La portata reazionaria delle politiche del governo Berlusconi è esemplificata dall'attacco all'articolo 18 dello Statuto dei Lavoratori, una delle conquiste sociali più avanzate della nostra democrazia, attacco che si colloca in un contesto di indiscriminata precarizzazione del mondo del lavoro. In questo quadro si inseriscono:

- la legge Bossi-Fini, i cui inaccettabili contenuti razzisti introducono uno stretto legame tra permesso di soggiorno e contratto di lavoro, rendendo i lavoratori stranieri ricattabili e di fatto totalmente in balia del loro datore di lavoro;
- l'attacco alla scuola pubblica e il tentativo di rendere l'università funzionale al mercato e agli interessi dell'industria;
- l'attacco ai diritti e all'autodeterminazione delle donne, rinchiuse nella famiglia-ammortizzatore sociale;
- la "riforma" delle pensioni e l'attacco al welfare;
- la politica di distruzione dell'ambiente e del territorio.

Per questo valutiamo positivamente le iniziative di mobilitazione sindacale che intendono coerentemente battersi contro queste politiche.

Venerdì 15 febbraio lo sciopero generale indetto dal sindacalismo di base ed extraconfederale ha visto il sostegno del movimento contro la globalizzazione capitalista, di social forum locali, dei Disobbedienti, del movimento studentesco. Il 15 febbraio dimostra che con una piattaforma sociale chiara e alternativa, partendo dai bisogni sociali, valorizzando un movimento plurale ed articolato, si può restituire al conflitto sociale la sua centralità.

La scelta della CGIL di dichiarare lo sciopero generale per il 5 aprile per contrastare le politiche di Confindustria e del governo è un segnale che riteniamo positivo.

Pensiamo altresì che il nostro ruolo di “social forum”, lungi dal sostituirsi all’azione delle forze sindacali, debba essere quello di stimolare e ampliare l’opposizione sociale alle politiche neoliberiste, contro le quali siamo scesi in piazza a Genova ed in tantissime altre occasioni.

La nostra città vive sulla propria pelle queste politiche: è sede di uno smantellamento industriale che mette a rischio migliaia di posti di lavoro (vedi la Ficomirrors); è stata recente teatro di repressione dei migranti e dell’informazione indipendente (vedi Indymedia); è una città che si appresta ad “ospitare” le Olimpiadi del 2006 senza nessuna garanzia dal punto di vista ambientale e lavorativo, e gli esempi potrebbero continuare. Tutto ciò mentre a livello regionale, la giunta Ghigo attua uno smantellamento generalizzato dei servizi sanitari e pensa a come finanziare le scuole private mediante lo strumento dei "buoni scuola".

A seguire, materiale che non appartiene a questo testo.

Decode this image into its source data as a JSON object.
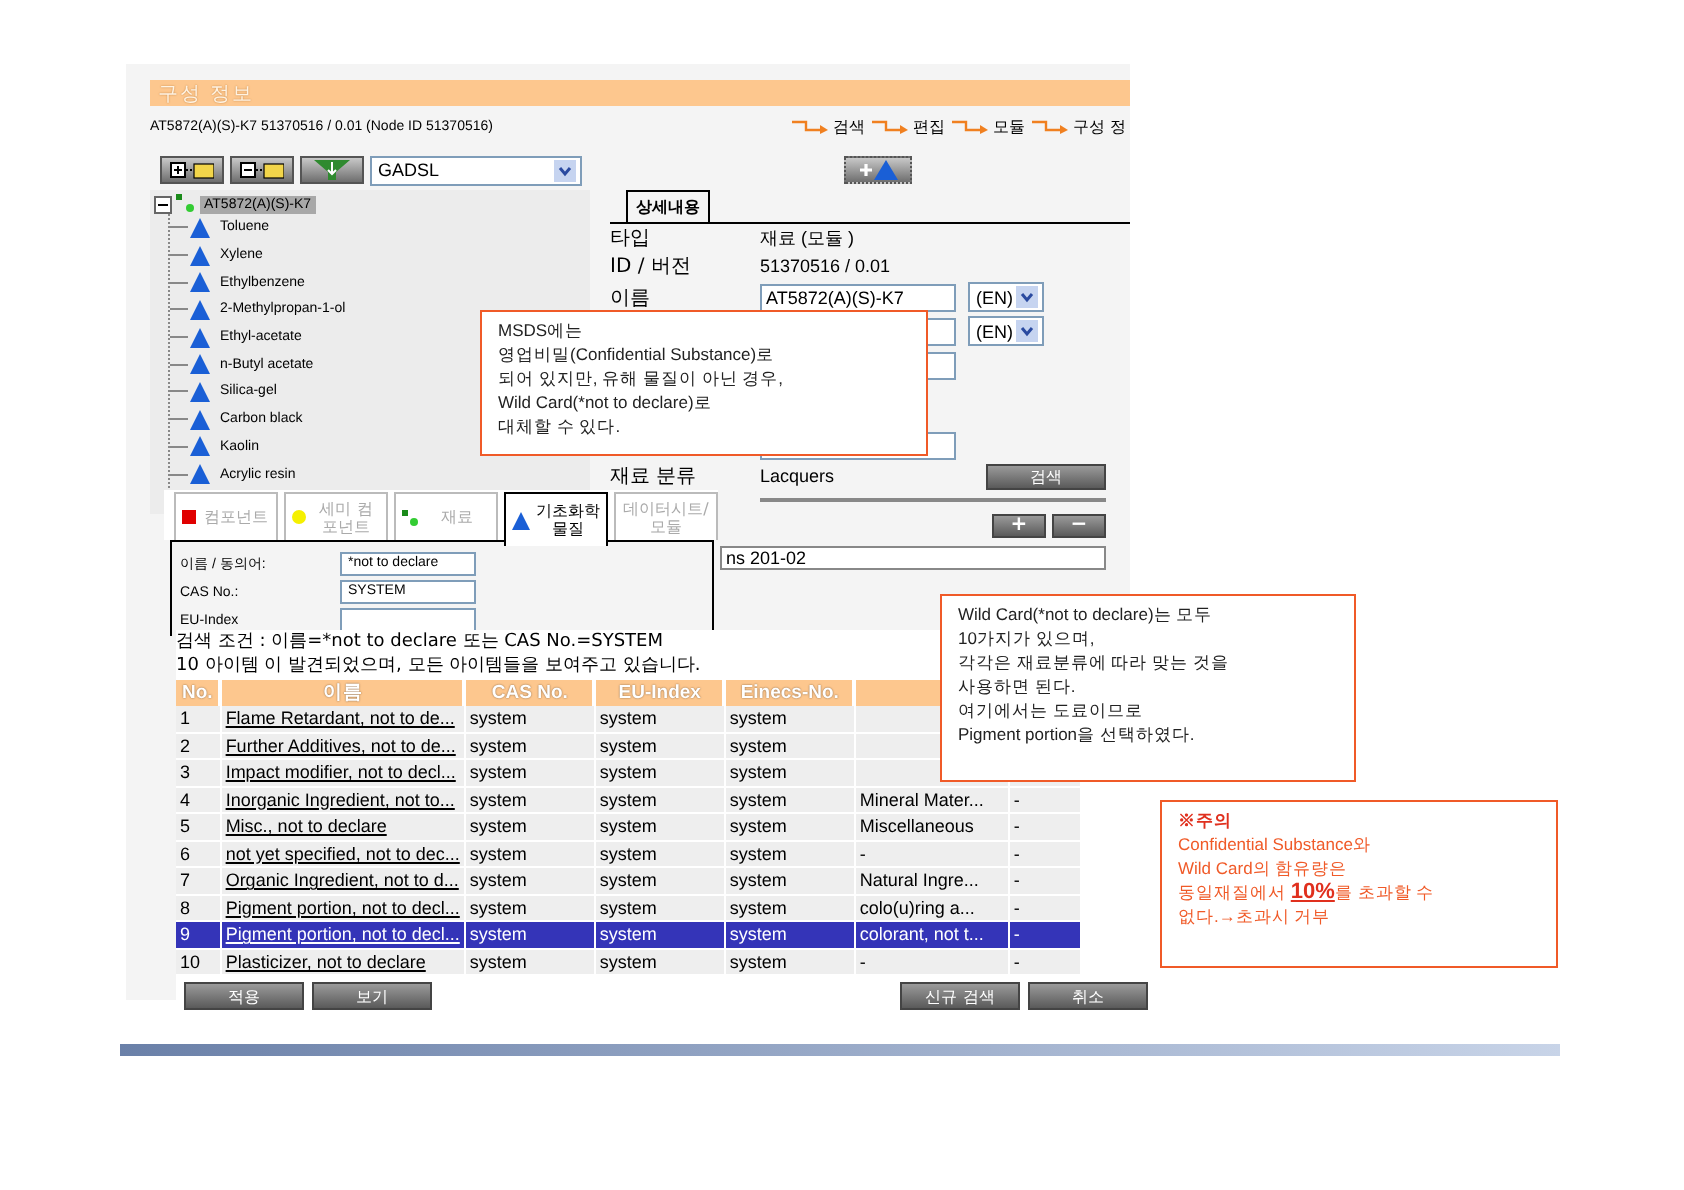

Riteniamo pertanto urgente incontrarsi ed invitiamo i lavoratori e le lavoratrici e le loro rappresentanze sindacali, le associazioni di migranti, gli studenti e le studentesse, tutte le forze politiche e sociali che si riconoscono nell’opposizione alla guerra e al neoliberismo, a discutere insieme MERCOLEDì 6 MARZO IN C.SO BRESCIA 14-TORINO alle 21 sulla costruzione di una giornata di mobilitazione sociale nella nostra città per la difesa e l’estensione dei diritti sociali e di cittadinanza per tutti e tutte, a cominciare dall’articolo 18.